In unravelling the psychological and economic impact of the war on terror that has dominated the discourse in Pakistan since 9/11, defence and security analyst Rana Athar Javed felt the ambivalence of the new generation whose exposure to disappointment and deprivation was a threat to the future of a nation.
At the launching ceremony of his book “Biting the Silver Bullet,” Javed said, “It is the state’s responsibility to present a cohesive national security plan.” My book is an effort to rectify Pakistan’s external image as a nation ripe with violence and a prompt to the Pakistani government to develop a solid policy on matters of defence and security, he added.
“We need to craft a strong line of defence and rectify our legal system.” According to the author and director of the Denmark-based think tank, Pakistan House, there is not a more opportune time to assemble to craft a national security policy and to promote peace and harmony within the nation through its immense cultural potential.
“History enlightens us with intellectual and poetic discourse between parties and people, and the promotion of culture, language and tourism can bring harmony and stability to the nation as it has in the past.”
Maj. Gen. (retd) Anees Bajwa branded terrorism an amorphous phenomenon which could only be fought through ideology and not just force. “The scope of a security policy extends beyond the territorial and engages culture, economics, trade, health and energy.”
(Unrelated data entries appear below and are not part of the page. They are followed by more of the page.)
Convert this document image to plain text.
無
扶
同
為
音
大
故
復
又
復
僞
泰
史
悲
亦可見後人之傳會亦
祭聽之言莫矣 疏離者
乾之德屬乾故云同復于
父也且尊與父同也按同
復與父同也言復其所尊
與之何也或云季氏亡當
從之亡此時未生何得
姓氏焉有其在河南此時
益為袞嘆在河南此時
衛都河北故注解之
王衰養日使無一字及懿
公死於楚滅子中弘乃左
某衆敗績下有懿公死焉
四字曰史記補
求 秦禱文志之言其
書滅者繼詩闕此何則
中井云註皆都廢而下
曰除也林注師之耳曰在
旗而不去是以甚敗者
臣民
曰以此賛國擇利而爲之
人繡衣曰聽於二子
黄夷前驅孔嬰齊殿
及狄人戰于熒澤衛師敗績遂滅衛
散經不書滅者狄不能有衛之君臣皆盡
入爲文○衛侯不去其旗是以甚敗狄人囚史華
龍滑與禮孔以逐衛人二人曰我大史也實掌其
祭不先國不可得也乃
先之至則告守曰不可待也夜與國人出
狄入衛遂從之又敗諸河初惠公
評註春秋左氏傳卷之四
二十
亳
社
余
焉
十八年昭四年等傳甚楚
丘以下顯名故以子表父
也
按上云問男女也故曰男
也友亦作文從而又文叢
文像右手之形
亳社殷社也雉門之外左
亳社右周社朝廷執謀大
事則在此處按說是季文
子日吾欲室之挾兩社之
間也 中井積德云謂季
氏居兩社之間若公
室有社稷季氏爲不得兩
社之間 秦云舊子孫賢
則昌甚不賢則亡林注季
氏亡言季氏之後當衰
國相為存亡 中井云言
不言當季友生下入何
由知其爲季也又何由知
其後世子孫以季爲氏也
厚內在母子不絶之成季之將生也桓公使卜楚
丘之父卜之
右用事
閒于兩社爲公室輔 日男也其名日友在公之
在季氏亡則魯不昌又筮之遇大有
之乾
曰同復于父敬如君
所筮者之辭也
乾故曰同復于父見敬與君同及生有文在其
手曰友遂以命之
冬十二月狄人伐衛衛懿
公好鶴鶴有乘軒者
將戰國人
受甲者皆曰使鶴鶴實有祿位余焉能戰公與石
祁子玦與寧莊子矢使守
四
Al-Jazeera’s correspondent for Pakistan, Kamal Hyder said there was a need to find internal solutions in order to be on an equal footing with allies in the war on terror. “We have been a country for over six decades but we are still struggling to become a nation,” he added.
With the drawdown of US and NATO troops in Afghanistan this year, Javed’s book is a warning bell to preserve the future of a nation whose resilience can only take it so far.
Published in The Express Tribune, January 8th, 2014.